The internal standard used here was Ribitol.

Measurement of Derivatized Hydrophilic Metabolites

After derivatization, the sample solutions were measured by GCMS/ MS. The analytical conditions conformed to those in Shimadzu Smart Metabolites Database. Table 1 shows the detailed conditions.

Table 1 Measurement Conditions

GC-MS: GCMS-TQ™8040 NX
Column: BPX-5 (30 m × 0.25 mm, 0.25 μm)

-GC-
Injection Mode: Split (30 : 1)
Vaporizing Chamber Temperature: 250 °C
Column Oven Temperature: 60 °C (2 min) → (15 °C/min) → 330 °C (3 min)
Control Mode: Linear Velocity (39.0 cm/s)
Purge Flow Rate: 5.0 mL/min

-MS-
Measurement Mode: MRM
Ion Source Temperature: 200 °C
Interface Temperature: 280 °C
Event Time: 0.25 s

Detection of Peaks

Peak detection work was done using Shimadzu’s analysis software LabSolutions Insight™ (ver. 3.5). The following rules were set for peak detection.

Rule 1:
Compounds for which the quantitation transition and the confirmation transition form peaks simultaneously within the retention time of ±0.08 min predicted from the retention index, and the height of the quantitation ion is also 1,000 or more, are judged to be “Detected” (Fig. 1).

Rule 2:
Even in case several of the data do not satisfy Rule 1, compounds that are judged to be “Detected” in at least half of the data are considered to be “Detected” if they resemble a peak close to the predicted retention time (in order to avoid cases where “Undetected” data become a missing value or zero: see Fig. 1).

Rule 3:
In case there are 2 or more peaks that should be judged “Detected” near the predicted retention time, basically, the closer peak is considered “Detected,” but if this differs depending on the sample, the peak that was judged “Detected” in at least half of the samples is considered “Detected” (in order to avoid cases where peaks that differ depending on the sample are considered “Detected”: see Fig. 2).

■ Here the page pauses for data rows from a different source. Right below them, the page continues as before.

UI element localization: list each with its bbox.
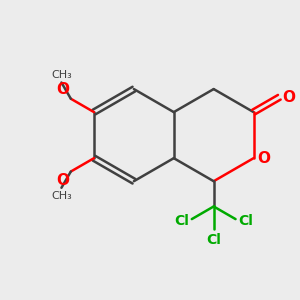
Text: O: O bbox=[282, 90, 295, 105]
Text: O: O bbox=[56, 173, 69, 188]
Text: Cl: Cl bbox=[206, 233, 221, 247]
Text: CH₃: CH₃ bbox=[51, 191, 72, 201]
Text: CH₃: CH₃ bbox=[51, 70, 72, 80]
Text: O: O bbox=[56, 82, 69, 97]
Text: Cl: Cl bbox=[174, 214, 189, 228]
Text: O: O bbox=[257, 151, 270, 166]
Text: Cl: Cl bbox=[238, 214, 253, 228]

Because LabSolutions Insight has the optimum functions for this type of peak detection work, detection work is possible in a short time, even in analyses that require a large number of data, such as machine learning. In this experiment, many peaks with stable shapes were obtained by GC-MS/MS measurement, enabling detection of a large number of peaks (total of 217 components).

Creation of Model for Determination of Geographical Origin

After peak detection work, the heights of all peaks were output as a data matrix, and data pretreatment was done in the same manner as described in Application News No. M282. Treatment of missing values was omitted because no data rows containing missing values existed as a result of peak detection based on the above-mentioned rules. Samples in which the peak of the internal standard was no more than the standard value were regarded as anomalies caused by the derivatization process and were deleted from the data matrix. For all other samples, the values obtained by dividing the respective peak area values by the peak area value of the internal solution were normalized by the z-score and used as data.

As in Application News No. M282, after randomly dividing all samples into a training set and a test set, we checked the boxplots and distributions of outliers of the 217 components for which peaks were detected, and selected 13 components that appeared to be effective for determination. A model for determination of geographical origin was then created with those 13 components using a Random Forest algorithm. An operation in which the training set and test set in the samples were randomly replaced was carried out 50 times. When predictive accuracy was calculated by applying each of the models generated in this process, the average model accuracy was 91.7%. Fig. 3 shows a representative Confusion Matrix and ROC curve obtained by this model.

This experiment suggested the possibility that comprehensive measurement of hydrophilic metabolites can be applied to determination of the geographical origin of agricultural products.